Doctor, ¿qué son esas venas en forma de telaraña que tengo en la cara?

Hay anomalías cutáneas que estamos acostumbrados a ver y sin embargo no solemos  ponerles nombre. Hoy queremos hablaros de una de ellas porque es más común de lo que parece, porque en esta época del año, debido al frío, se intensifica su aparición y porque, para las personas que la padecen, puede resultar molesto. Nos referimos a la cuperosis, ese estado de la piel que tiende a adoptar un color rojizo por una dilatación de los pequeños vasos superficiales situados en la dermis.

Queremos aclarar que no está considerada una enfermedad sino una anomalía del sistema circulatorio de nuestro rostro pero aun así, conviene tratar para mitigar sus efectos.

La cuperosis puede estar asociada a telangiectasis, más conocidas como arañas vasculares, se presenta con mayor incidencia en mujeres con pieles sensibles y tez clara, sobre todo entre los 20 y los 50 años. Tal y como apunta el doctor Evelio Pedroso, director médico de 3Medic, “un diagnóstico previo y un tratamiento específico para cada paciente, es clave para mitigar estos molestos vasos sanguíneos en forma de telaraña, que suelen cubrir nuestros pómulos, nariz y mejillas, principalmente”.

Entre las causas relacionadas con la aparición de la cuperosis, las condiciones climatológicas son determinantes. No nos referimos solo a temperaturas extremas sino también la exposición al sol, provocando en nuestro cuerpo variaciones de temperatura que producen una vasodilatación y vasocontricción periférica. También influyen factores genéticos y situaciones emocionales, como el estrés, el cansancio o los nervios y algunos alimentos como la comida picante, a altas temperaturas y con gran cantidad de especias. 

En nuestra Clínica Integral de Medicina Estética y Capilar trabajamos con diferentes técnicas para disminuir estas arañas vasculares y mejorar el estado general de la piel. Uno de los tratamientos más demandados es la Luz Pulsada Intensa (IPL), porque permite regular la intensidad de la luz que se emite y así llegar a determinadas zonas capilares más profundas sin dañar el tejido que lo rodea. Los resultados con esta técnica son altamente satisfactorios. 

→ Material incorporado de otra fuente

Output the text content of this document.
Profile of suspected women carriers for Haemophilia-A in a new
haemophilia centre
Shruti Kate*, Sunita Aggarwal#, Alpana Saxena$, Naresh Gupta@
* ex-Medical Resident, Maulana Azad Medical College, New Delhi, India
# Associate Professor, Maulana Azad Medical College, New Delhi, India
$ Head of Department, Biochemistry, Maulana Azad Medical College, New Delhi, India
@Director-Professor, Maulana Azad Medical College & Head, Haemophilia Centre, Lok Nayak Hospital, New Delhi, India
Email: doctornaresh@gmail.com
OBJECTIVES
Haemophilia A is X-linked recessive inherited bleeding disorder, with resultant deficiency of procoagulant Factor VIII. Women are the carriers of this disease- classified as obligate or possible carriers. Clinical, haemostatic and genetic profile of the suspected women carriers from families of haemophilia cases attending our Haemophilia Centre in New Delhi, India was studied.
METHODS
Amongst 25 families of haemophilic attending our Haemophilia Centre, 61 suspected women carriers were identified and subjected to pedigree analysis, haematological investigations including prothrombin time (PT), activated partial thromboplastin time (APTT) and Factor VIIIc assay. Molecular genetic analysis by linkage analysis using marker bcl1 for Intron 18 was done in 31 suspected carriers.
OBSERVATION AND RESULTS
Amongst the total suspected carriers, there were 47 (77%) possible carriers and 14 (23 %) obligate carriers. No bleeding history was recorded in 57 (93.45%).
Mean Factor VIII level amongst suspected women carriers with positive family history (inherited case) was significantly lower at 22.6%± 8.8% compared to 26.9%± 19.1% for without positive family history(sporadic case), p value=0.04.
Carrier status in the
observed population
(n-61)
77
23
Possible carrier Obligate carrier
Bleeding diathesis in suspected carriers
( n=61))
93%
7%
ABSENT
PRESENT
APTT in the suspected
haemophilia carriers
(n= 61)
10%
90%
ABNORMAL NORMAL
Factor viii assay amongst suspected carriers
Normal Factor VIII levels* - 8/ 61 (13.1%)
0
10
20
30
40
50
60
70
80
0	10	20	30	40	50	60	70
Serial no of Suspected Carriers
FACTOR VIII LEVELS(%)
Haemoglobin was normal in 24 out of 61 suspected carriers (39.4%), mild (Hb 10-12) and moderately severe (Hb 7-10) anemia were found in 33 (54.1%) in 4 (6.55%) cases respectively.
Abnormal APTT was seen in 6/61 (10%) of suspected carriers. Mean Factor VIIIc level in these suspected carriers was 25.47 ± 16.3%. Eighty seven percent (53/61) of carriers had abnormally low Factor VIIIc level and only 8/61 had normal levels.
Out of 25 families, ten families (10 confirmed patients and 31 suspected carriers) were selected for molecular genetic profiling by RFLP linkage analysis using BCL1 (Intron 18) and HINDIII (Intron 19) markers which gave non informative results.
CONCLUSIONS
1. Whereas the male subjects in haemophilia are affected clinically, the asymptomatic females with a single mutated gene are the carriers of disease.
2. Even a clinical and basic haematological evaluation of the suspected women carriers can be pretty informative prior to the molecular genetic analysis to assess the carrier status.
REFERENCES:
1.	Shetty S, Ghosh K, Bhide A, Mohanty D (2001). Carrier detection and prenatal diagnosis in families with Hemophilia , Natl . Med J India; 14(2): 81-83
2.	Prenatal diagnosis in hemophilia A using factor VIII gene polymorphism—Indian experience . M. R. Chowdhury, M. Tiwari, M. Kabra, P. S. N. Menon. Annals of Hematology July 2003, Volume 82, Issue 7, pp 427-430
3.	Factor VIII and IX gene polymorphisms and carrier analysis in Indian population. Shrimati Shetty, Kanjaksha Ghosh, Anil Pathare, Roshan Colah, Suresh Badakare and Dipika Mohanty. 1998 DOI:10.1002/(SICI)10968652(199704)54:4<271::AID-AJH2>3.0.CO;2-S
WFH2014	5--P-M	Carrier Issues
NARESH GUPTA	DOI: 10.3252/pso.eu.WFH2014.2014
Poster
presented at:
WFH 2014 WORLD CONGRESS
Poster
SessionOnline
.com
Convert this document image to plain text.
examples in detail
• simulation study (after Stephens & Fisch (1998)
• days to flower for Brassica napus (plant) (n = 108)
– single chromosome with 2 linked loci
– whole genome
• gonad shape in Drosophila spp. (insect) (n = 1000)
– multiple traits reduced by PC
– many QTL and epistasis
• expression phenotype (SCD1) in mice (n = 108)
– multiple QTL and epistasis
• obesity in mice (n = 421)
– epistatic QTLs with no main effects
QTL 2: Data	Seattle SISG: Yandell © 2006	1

La cuperosis también se puede tratar con láseres vasculares que coagulan y destruyen el  capilar venoso afectado. Nuestro organismo se encarga de reabsorber los vasos sanguíneos que ha quemado el láser.

En definitiva, es tan importante la prevención como ponerse en manos de un buen especialista para que diagnostique que efectivamente se trata de una cuperosis y pueda determinar el tratamiento más efectivo para cada caso.